The leaders last summer had included language in the Senate version of the Fiscal Year 2016 FAA funding bill, saying they “would therefore oppose legislation to put the FAA or parts of the FAA on funding autopilot.”
They followed with a January 27 letter to Senate Commerce Committee leaders saying, “The public would not be well served by exempting any part of the FAA from annual congressional oversight.” They noted that congressional oversight provides accountability and “ensures that the FAA maintains a system that works across the aviation industry, including general aviation and small and rural communities as well as commercial airlines and large metropolitan cities.”
They also noted that the U.S. has been a world leader in aviation with the largest, most complex system. “It does not make sense to break apart the FAA, an essential part of our success in aviation.” The lawmakers further expressed concern that efforts to modernize ATC, certify aviation products in a timely fashion and integrate unmanned systems in to the national airspace would be undermined if the FAA is fractured.

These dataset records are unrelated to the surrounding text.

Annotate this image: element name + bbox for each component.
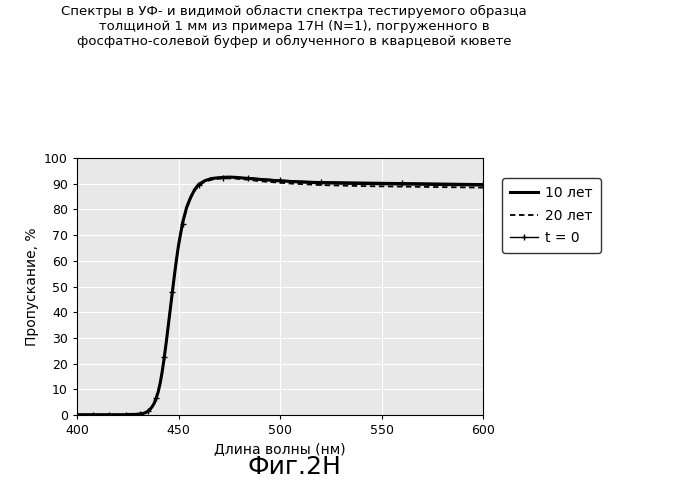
t = 0 (438, 180, 447, 186)
Text: Фиг.2H: Фиг.2H (247, 455, 341, 479)
t = 0 (170, 272, 178, 278)
t = 0 (134, 411, 142, 417)
t = 0 (158, 369, 167, 374)
20 лет (438, 184, 447, 190)
10 лет (158, 369, 167, 374)
10 лет (170, 272, 178, 278)
20 лет (142, 410, 150, 415)
10 лет (438, 182, 447, 188)
Line: 20 лет: 20 лет (77, 178, 483, 414)
Text: Спектры в УФ- и видимой области спектра тестируемого образца
толщиной 1 мм из пр: Спектры в УФ- и видимой области спектра … (61, 5, 527, 48)
10 лет (142, 410, 150, 415)
20 лет (219, 175, 228, 181)
20 лет (170, 272, 178, 278)
t = 0 (225, 174, 234, 180)
10 лет (225, 174, 234, 180)
t = 0 (73, 412, 81, 417)
20 лет (316, 182, 325, 188)
20 лет (134, 411, 142, 417)
t = 0 (479, 181, 487, 187)
10 лет (479, 182, 487, 188)
X-axis label: Длина волны (нм): Длина волны (нм) (214, 443, 346, 456)
10 лет (316, 180, 325, 186)
20 лет (479, 185, 487, 191)
t = 0 (316, 179, 325, 185)
10 лет (73, 412, 81, 417)
20 лет (158, 369, 167, 374)
t = 0 (142, 410, 150, 415)
10 лет (134, 411, 142, 417)
Line: t = 0: t = 0 (74, 174, 486, 417)
Line: 10 лет: 10 лет (77, 177, 483, 414)
Legend: 10 лет, 20 лет, t = 0: 10 лет, 20 лет, t = 0 (502, 178, 601, 253)
20 лет (73, 412, 81, 417)
Y-axis label: Пропускание, %: Пропускание, % (25, 227, 38, 346)
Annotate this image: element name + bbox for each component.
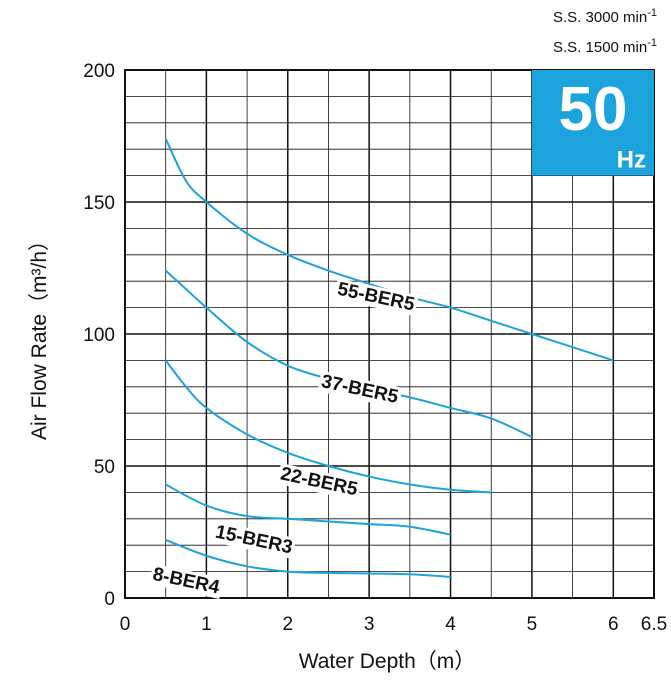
- series-label-55-ber5: 55-BER5: [336, 279, 417, 316]
- speed-note-3000: S.S. 3000 min-1: [553, 7, 657, 26]
- x-tick-label: 6.5: [641, 614, 667, 635]
- speed-note-text: S.S. 3000 min: [553, 9, 647, 26]
- x-tick-label: 0: [120, 614, 131, 635]
- series-label-background: [317, 370, 403, 409]
- x-axis-title: Water Depth（m）: [299, 650, 476, 673]
- y-axis-title: Air Flow Rate（m³/h）: [28, 230, 51, 440]
- badge-background: [531, 70, 654, 176]
- y-tick-labels: 0 50 100 150 200: [83, 61, 115, 610]
- series-line-8-ber4: [165, 538, 451, 578]
- series-line-15-ber3: [165, 483, 451, 536]
- series-lines: [164, 138, 614, 578]
- series-line-55-ber5: [164, 138, 614, 362]
- series-label-15-ber3: 15-BER3: [213, 522, 294, 559]
- x-tick-label: 1: [201, 614, 212, 635]
- series-label-background: [276, 463, 362, 501]
- speed-note-text: S.S. 1500 min: [553, 39, 647, 56]
- series-label-22-ber5: 22-BER5: [279, 464, 360, 501]
- y-tick-label: 100: [83, 325, 115, 346]
- series-label-background: [333, 278, 419, 317]
- x-tick-label: 5: [527, 614, 538, 635]
- y-tick-label: 200: [83, 61, 115, 82]
- x-tick-label: 4: [445, 614, 456, 635]
- badge-frequency-value: 50: [558, 75, 627, 144]
- x-tick-label: 3: [364, 614, 375, 635]
- series-label-37-ber5: 37-BER5: [319, 371, 400, 408]
- speed-note-1500: S.S. 1500 min-1: [553, 37, 657, 56]
- badge-unit: Hz: [617, 147, 646, 174]
- y-tick-label: 50: [94, 457, 115, 478]
- series-label-8-ber4: 8-BER4: [151, 564, 222, 599]
- x-tick-labels: 0 1 2 3 4 5 6 6.5: [120, 614, 668, 635]
- speed-note-sup: -1: [647, 7, 657, 19]
- frequency-badge: 50 Hz: [531, 70, 654, 176]
- series-labels: 55-BER5 37-BER5 22-BER5 15-BER3 8-BER4: [148, 278, 419, 599]
- series-label-background: [211, 521, 297, 559]
- series-line-22-ber5: [164, 359, 492, 494]
- x-tick-label: 6: [608, 614, 619, 635]
- series-label-background: [148, 563, 224, 599]
- plot-frame: [124, 69, 655, 599]
- y-tick-label: 150: [83, 193, 115, 214]
- y-tick-label: 0: [104, 589, 115, 610]
- speed-note-sup: -1: [647, 37, 657, 49]
- x-tick-label: 2: [282, 614, 293, 635]
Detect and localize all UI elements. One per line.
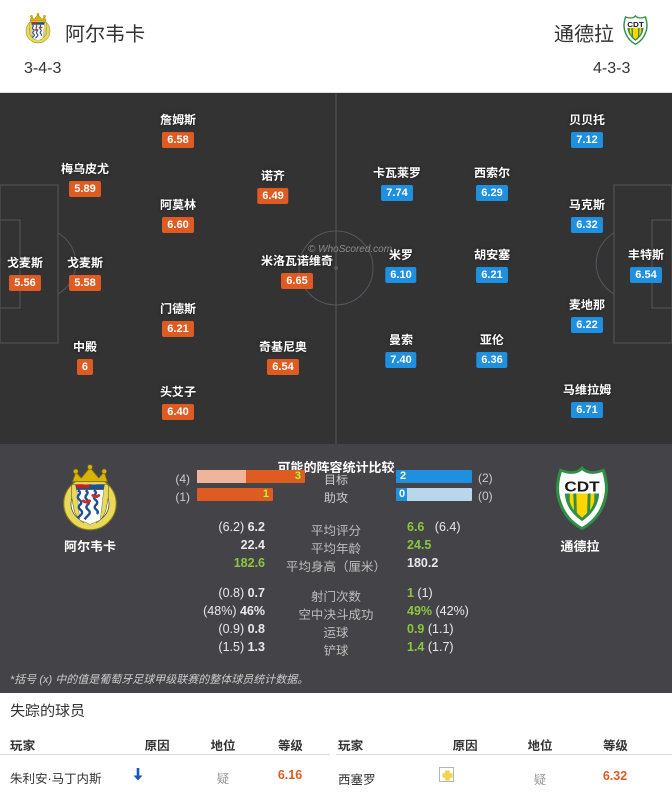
svg-text:CDT: CDT (564, 478, 599, 495)
svg-text:CDT: CDT (627, 20, 644, 28)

Their letter comes as battle lines continue to be drawn over the proposal with House Republicans, including some key General Aviation Caucus members, and many scheduled airlines backing the concept while House Democrats, aviation consumers and general aviation groups oppose it.
General aviation and other groups welcomed the letter. “It represents an important perspective from legislators who have, for decades, ensured funding for the nation's air transportation system, despite great volatility in both the U.S. and world economies,” said NBAA president and CEO Ed Bolen.